Nouh al-Wafi, an activist, said several thousand protesters were rallying on Tuesday in the city of Taiz to demand the ouster of President Ali Abdullah Saleh when security forces fired on them, AP reported.Taiz has been a hotbed of two months of nationwide protests. Four protesters were killed in the southern city earlier this month.
The UN children's fund has said that 26 children have been killed during violent protests in Yemen over the last two months.
UNICEF spokeswoman Marixie Mercado said that most of the children killed in clashes between security forces and anti-government demonstrators died of wounds from live ammunition.
“It is a sign of the growing attention that Yemen is attracting after Egypt, Tunisia and Libya,” said a UN diplomat speaking on condition of anonymity, in reference to other protest-hit Arab states.
Also on Tuesday, a Yemeni government delegation left for Abu Dhabi for talks with the six-nation Persian Gulf Cooperation Council on its proposal for Saleh to transfer power to his deputy and end the crisis.
New political group formed
Meanwhile, Yemeni lawmakers who split from the ruling General People's Congress party have established a new political group calling for Saleh's ouster, a statement from the bloc said.
According to Aljazeera, the new group, named “Justice and Building Bloc”, comprises former ministers and members of the parliament who had deserted GPC in protest over the heavy-handed response by authorities to anti-Saleh demonstrations.
Members of the new group have called for “regime change” and the “immediate departure” of Saleh, according to the statement released late on Monday.
The bloc was announced in a ceremony on Monday in Sanaa.
It includes Nabil al-Faqih, former minister of tourism, Huda al-Baan, minister of human rights, and Khaled al-Wazir, transport minister, among others.
Economy hard hit
In another development, officials say that almost two months of unrest in Yemen has more than doubled the price of some basic foodstuffs and cooking gas while the value of the rial has plummeted, deepening the strain in what was already the Arab world's poorest nation.
According to AP, anger about the price increases and shortage of cooking gas have been building for weeks, with protests surfacing in major cities, including the capital, and hundreds of people blocking main roads with empty gas cylinders.
Meanwhile, unemployment, pegged at 49 percent in 2010, according to economists, is getting worse as business tapers off and the devaluation in the rial has hammered the construction sector.
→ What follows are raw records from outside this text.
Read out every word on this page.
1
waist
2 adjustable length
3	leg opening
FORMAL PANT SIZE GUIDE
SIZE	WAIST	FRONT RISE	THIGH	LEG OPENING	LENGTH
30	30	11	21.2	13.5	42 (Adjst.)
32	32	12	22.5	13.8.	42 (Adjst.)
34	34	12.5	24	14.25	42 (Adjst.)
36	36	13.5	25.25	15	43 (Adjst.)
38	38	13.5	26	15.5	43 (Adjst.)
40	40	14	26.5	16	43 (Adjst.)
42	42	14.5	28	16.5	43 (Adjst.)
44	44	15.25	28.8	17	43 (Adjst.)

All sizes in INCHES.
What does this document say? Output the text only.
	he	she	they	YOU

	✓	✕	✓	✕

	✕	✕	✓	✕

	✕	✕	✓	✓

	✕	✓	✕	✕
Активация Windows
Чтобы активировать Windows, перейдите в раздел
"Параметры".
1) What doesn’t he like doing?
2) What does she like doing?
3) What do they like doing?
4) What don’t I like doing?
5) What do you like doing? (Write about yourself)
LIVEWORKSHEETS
As violence and the threat of economic collapse continue to increase in Yemen, Saleh’s administration has come under mounting pressure to determine a swift resolution to the stalemate.
But Saleh has remained defiant in the face of calls for his resignation. Negotiations with opposition groups that began weeks ago have failed to achieve tangible results.
Saleh has publicly expressed willingness to transfer power, but has yet to indicate how or when a handover would take place. Protesters say they will accept nothing short of the president's immediate departure.